World Religion and World Politics
The article: The Cause of the Fate of Terrestrial man
Chapter 2
"Sacrifice" and "atonement" in Christianity
In dogmatic Christianity's doctrine of atonement one perceives the crucifixion of Jesus as a phenomenon necessary to appease a God who is angry with the people for their sins. Through receiving this bloody sacrifice the Lord shows mercy and forgives every single terrestrial human being his sins if only he, in penance and repentance, will defer to this sacrifice and blindly believe that Christ, as a "sacrificial lamb", with his blood has liberated him from the punishment that was to consist of the eternal torment of Hell.
      Imagine the superstition and heathendom in the form of "Christianity" that has enveloped a large part of mankind in spiritual fogs! No one can be blamed for this. Mankind has not been mature enough for a higher insight into what is the real cause of their fate. But this superstition cannot go on existing in a religion that has love as its foundation. Gradually, as the terrestrial human being becomes more and more humane or loving towards his neighbours, the more and more difficult will it be for him to understand that the Godhead, in order to forgive a terrestrial human being's sins and deliver him from punishment, must at any rate have one other being punished, and, at that, a being who was innocent and had lived an absolutely model life.
      The view that all the guilty should escape punishment regardless of how evil and ungodly they have been if only they at the last moment accept that an innocent man takes upon himself the suffering and the punishment seems to many people today to be nothing but sadism.
      It is not so remarkable that the intellectual and humane human being should find it difficult to understand that such a psyche should be worthy of a godhead. In situations where the punishment of the guilty is cancelled if only someone who is innocent takes it upon himself, the punishment has lost its purpose, namely to teach the cheat or criminal in a realistic way about his sin or offence and indoctrinate him with fear as a warning against a repetition.

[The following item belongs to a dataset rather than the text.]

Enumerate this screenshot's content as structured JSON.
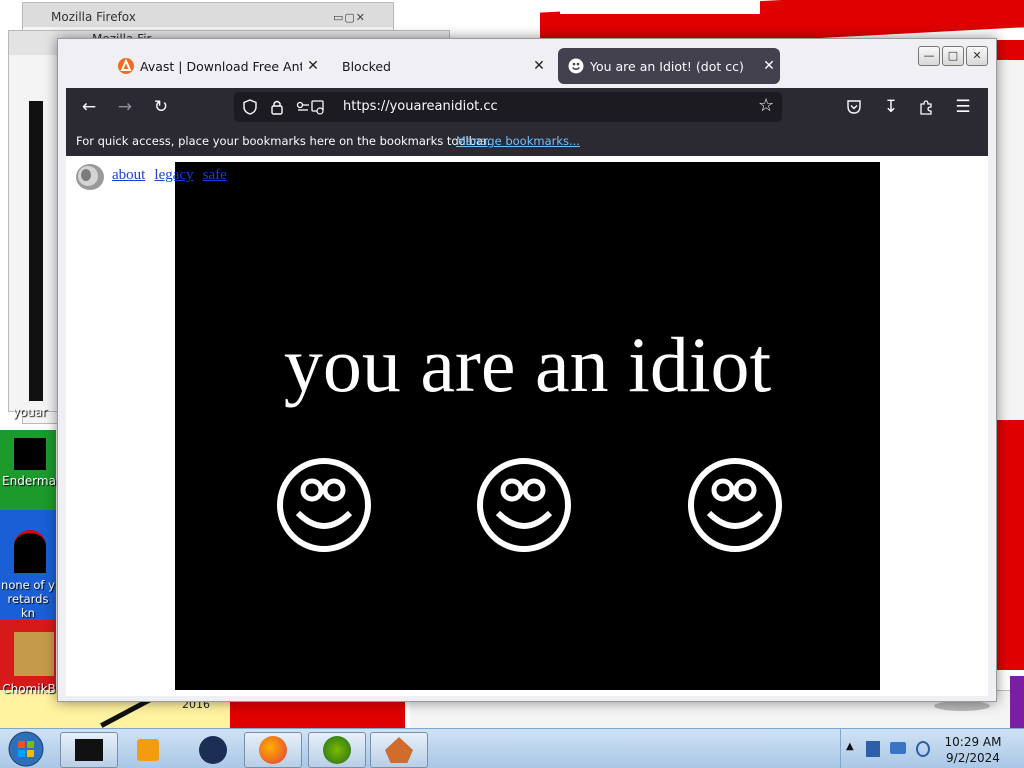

      When the punishment strikes the innocent it is no improvement of the individual for whom the punishment is intended, but merely the carrying out of the punishment on an individual. It would then be punishment for punishment's sake and the desire to see a being suffer that are the causes of Providence's desire for punishment. It is, however, not normal judicial practice among human beings that an innocent can simply take upon himself the guilty person's punishment so that the sentence can be carried out while the guilty one goes free. Are earthly judges then more just the heavenly one?
      Is there not something wrong in such a view of the Godhead's psyche? Such superstition cannot continue filling the churches and inspiring people. The humane and loving human being cannot accept a view of the Godhead of which the logical meaning is that God must be a sadist, a monster or an abnormal and sick being.